Sven Giegold

Handelsblatt: Strukturelle Defizite: Sechs Staaten im Rückstand

Sechs Staaten im Rückstand

Statistik belegt: Sparvorgaben der EU werden nicht eingehalten.

Ruth Berschens,  Brüssel. Der Abbau der Staatsverschuldung in der EU kommt nicht wie geplant voran. Grund dafür ist nicht nur die Rezession in den Krisenstaaten, sondern auch der mangelnde Reformeifer vieler Regierungen. Das beweist eine neue Haushaltsstatistik des Europaparlaments, die dem Handelsblatt vorliegt. Ihr zufolge sind sechs der 17 Euro-Staaten den EU-Sparvorgaben für das strukturelle Haushaltsdefizit nicht voll nachgekommen. Es handelt sich um Belgien, Spanien, Zypern, Österreich, Portugal und Slowenien.

tabelleDas strukturelle Defizit ist bereinigt von negativen Auswirkungen eines Konjunkturabschwungs auf den Staatshaushalt. Aus dem Abschwung resultierende steigende Ausgaben für Arbeitslosigkeit oder sinkende Steuereinnahmen werden nicht angerechnet. Die betroffenen Regierungen können sich also nicht mit der schlechten Wirtschaftslage herausreden, wenn sie ihr strukturelles Staatsdefizit nicht wie versprochen gesenkt haben.

In den EU-Strafverfahren gegen Haushaltssünder ist das strukturelle Defizit der wichtigste Maßstab geworden. Der EU-Schwellenwert für das nominale Defizit, drei Prozent vom Bruttoinlandsprodukt, spielt dagegen nur noch eine nachgeordnete Rolle. Wenn die Wirtschaft stagniert oder schrumpft, dann muss die nominale Defizitquote nicht unbedingt unter die Drei-Prozent-Marke gedrückt werden. Das Sparziel beim strukturellen Defizit ist aber in jedem Fall einzuhalten.

Derzeit laufen gegen 20 EU-Staaten Strafverfahren wegen überhöhter Defizite, darunter zwölf Euro-Staaten. Alle 20 Länder bekamen von der EU-Kommission konkrete Vorgaben für die Reduzierung des strukturellen Defizits. Zum Beispiel sollte Belgien dieses Defizit von 2010 bis 2012 um durchschnittlich 0,75 Prozent pro Jahr senken.
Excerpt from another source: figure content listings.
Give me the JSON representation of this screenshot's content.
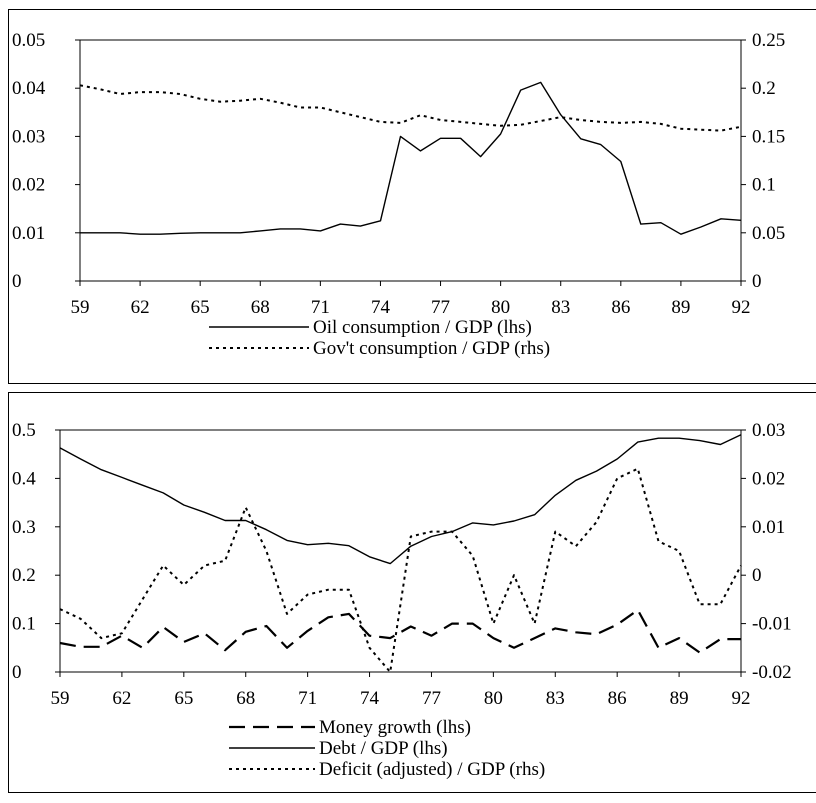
{
  "chart_data": [
    {
      "type": "line",
      "title": "",
      "x": [
        59,
        60,
        61,
        62,
        63,
        64,
        65,
        66,
        67,
        68,
        69,
        70,
        71,
        72,
        73,
        74,
        75,
        76,
        77,
        78,
        79,
        80,
        81,
        82,
        83,
        84,
        85,
        86,
        87,
        88,
        89,
        90,
        91,
        92
      ],
      "xticks": [
        "59",
        "62",
        "65",
        "68",
        "71",
        "74",
        "77",
        "80",
        "83",
        "86",
        "89",
        "92"
      ],
      "left_axis": {
        "ylim": [
          0,
          0.05
        ],
        "ticks": [
          "0",
          "0.01",
          "0.02",
          "0.03",
          "0.04",
          "0.05"
        ]
      },
      "right_axis": {
        "ylim": [
          0,
          0.25
        ],
        "ticks": [
          "0",
          "0.05",
          "0.1",
          "0.15",
          "0.2",
          "0.25"
        ]
      },
      "grid": false,
      "legend_position": "bottom-center",
      "series": [
        {
          "name": "Oil consumption / GDP (lhs)",
          "axis": "left",
          "style": "solid",
          "color": "#000000",
          "values": [
            0.01,
            0.01,
            0.01,
            0.0097,
            0.0097,
            0.0099,
            0.01,
            0.01,
            0.01,
            0.0104,
            0.0108,
            0.0108,
            0.0104,
            0.0118,
            0.0114,
            0.0125,
            0.03,
            0.027,
            0.0296,
            0.0296,
            0.0258,
            0.0305,
            0.0396,
            0.0412,
            0.0345,
            0.0295,
            0.0283,
            0.0248,
            0.0118,
            0.0121,
            0.0097,
            0.0112,
            0.0129,
            0.0126
          ]
        },
        {
          "name": "Gov't consumption / GDP (rhs)",
          "axis": "right",
          "style": "dotted",
          "color": "#000000",
          "values": [
            0.203,
            0.199,
            0.194,
            0.196,
            0.196,
            0.194,
            0.189,
            0.186,
            0.187,
            0.189,
            0.185,
            0.18,
            0.18,
            0.175,
            0.17,
            0.165,
            0.164,
            0.172,
            0.167,
            0.165,
            0.163,
            0.161,
            0.162,
            0.166,
            0.17,
            0.167,
            0.165,
            0.164,
            0.165,
            0.163,
            0.158,
            0.157,
            0.156,
            0.16
          ]
        }
      ]
    },
    {
      "type": "line",
      "title": "",
      "x": [
        59,
        60,
        61,
        62,
        63,
        64,
        65,
        66,
        67,
        68,
        69,
        70,
        71,
        72,
        73,
        74,
        75,
        76,
        77,
        78,
        79,
        80,
        81,
        82,
        83,
        84,
        85,
        86,
        87,
        88,
        89,
        90,
        91,
        92
      ],
      "xticks": [
        "59",
        "62",
        "65",
        "68",
        "71",
        "74",
        "77",
        "80",
        "83",
        "86",
        "89",
        "92"
      ],
      "left_axis": {
        "ylim": [
          0,
          0.5
        ],
        "ticks": [
          "0",
          "0.1",
          "0.2",
          "0.3",
          "0.4",
          "0.5"
        ]
      },
      "right_axis": {
        "ylim": [
          -0.02,
          0.03
        ],
        "ticks": [
          "-0.02",
          "-0.01",
          "0",
          "0.01",
          "0.02",
          "0.03"
        ]
      },
      "grid": false,
      "legend_position": "bottom-center",
      "series": [
        {
          "name": "Money growth (lhs)",
          "axis": "left",
          "style": "dashed",
          "color": "#000000",
          "values": [
            0.06,
            0.052,
            0.052,
            0.075,
            0.05,
            0.093,
            0.062,
            0.08,
            0.045,
            0.083,
            0.095,
            0.05,
            0.085,
            0.113,
            0.12,
            0.075,
            0.07,
            0.094,
            0.075,
            0.1,
            0.1,
            0.07,
            0.05,
            0.07,
            0.09,
            0.082,
            0.078,
            0.098,
            0.128,
            0.05,
            0.07,
            0.04,
            0.068,
            0.068
          ]
        },
        {
          "name": "Debt / GDP (lhs)",
          "axis": "left",
          "style": "solid",
          "color": "#000000",
          "values": [
            0.463,
            0.44,
            0.418,
            0.402,
            0.386,
            0.37,
            0.345,
            0.33,
            0.313,
            0.313,
            0.294,
            0.272,
            0.263,
            0.266,
            0.261,
            0.238,
            0.224,
            0.26,
            0.28,
            0.29,
            0.308,
            0.304,
            0.312,
            0.325,
            0.365,
            0.396,
            0.415,
            0.44,
            0.475,
            0.483,
            0.483,
            0.478,
            0.47,
            0.49
          ]
        },
        {
          "name": "Deficit (adjusted) / GDP (rhs)",
          "axis": "right",
          "style": "dotted",
          "color": "#000000",
          "values": [
            -0.007,
            -0.009,
            -0.013,
            -0.012,
            -0.005,
            0.002,
            -0.002,
            0.002,
            0.003,
            0.014,
            0.005,
            -0.008,
            -0.004,
            -0.003,
            -0.003,
            -0.015,
            -0.02,
            0.008,
            0.009,
            0.009,
            0.004,
            -0.01,
            0.0,
            -0.01,
            0.009,
            0.006,
            0.011,
            0.02,
            0.022,
            0.007,
            0.005,
            -0.006,
            -0.006,
            0.002
          ]
        }
      ]
    }
  ]
}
Erreicht wurde nur ein Minus von durchschnittlich 0,43 Prozent pro Jahr. Spanien sollte sein Strukturdefizit 2012 um 2,7 Prozent senken, schaffte jedoch nur 1,4 Prozent. Österreich soll von 2010 bis 2013 jährlich im Schnitt 0,75 Prozent abbauen. Doch faktisch stieg das strukturelle Defizit 2012 um 0,2 Prozent.

Dagegen haben Frankreich und Italien ihre Sparziele beim strukturellen Defizit erreicht. „Deshalb ist es ökonomisch sowie rechtlich falsch und politisch destruktiv, der französischen Regierung vorzuwerfen, sie halte sich nicht an die wirtschaftspolitischen Regeln“, sagte Europaparlamentarier Sven Giegold von den Grünen. Nicht mangelnder Spareifer der Regierung, sondern die fehlende Wettbewerbsfähigkeit der französischen Wirtschaft sei das Problem.

EU-Ratspräsident Herman Van Rompuy sieht das ähnlich. Beim am heutigen Donnerstag beginnenden EU-Gipfel will er die Regierungschefs deshalb dazu auffordern, mehr für die Wettbewerbsfähigkeit ihrer Volkswirtschaften zu tun. Der Sparkurs müsse „Hand in Hand gehen mit Strukturreformen, die Wachstum, Beschäftigung und Wettbewerbsfähigkeit fördern und makroökonomische Ungleichgewichte korrigieren“, heißt es einem Erklärungsentwurf, den Van Rompuy den Regierungschefs vorlegen will.

EU-Kommissionspräsident José Manuel Barroso warf den EU-Staaten vor, zu wenig für das Wirtschaftswachstum zu tun. Der im Juni vergangenen Jahres beschlossene Wachstumspakt würde nicht schnell genug umgesetzt, sagte Barroso. Der Pakt hat ein Volumen von 120 Milliarden Euro. Das Geld soll unter anderem dazu dienen, arbeitslose Jugendliche zu unterstützen und mittelständischen Unternehmen zu zinsgünstigen Krediten zu verhelfen.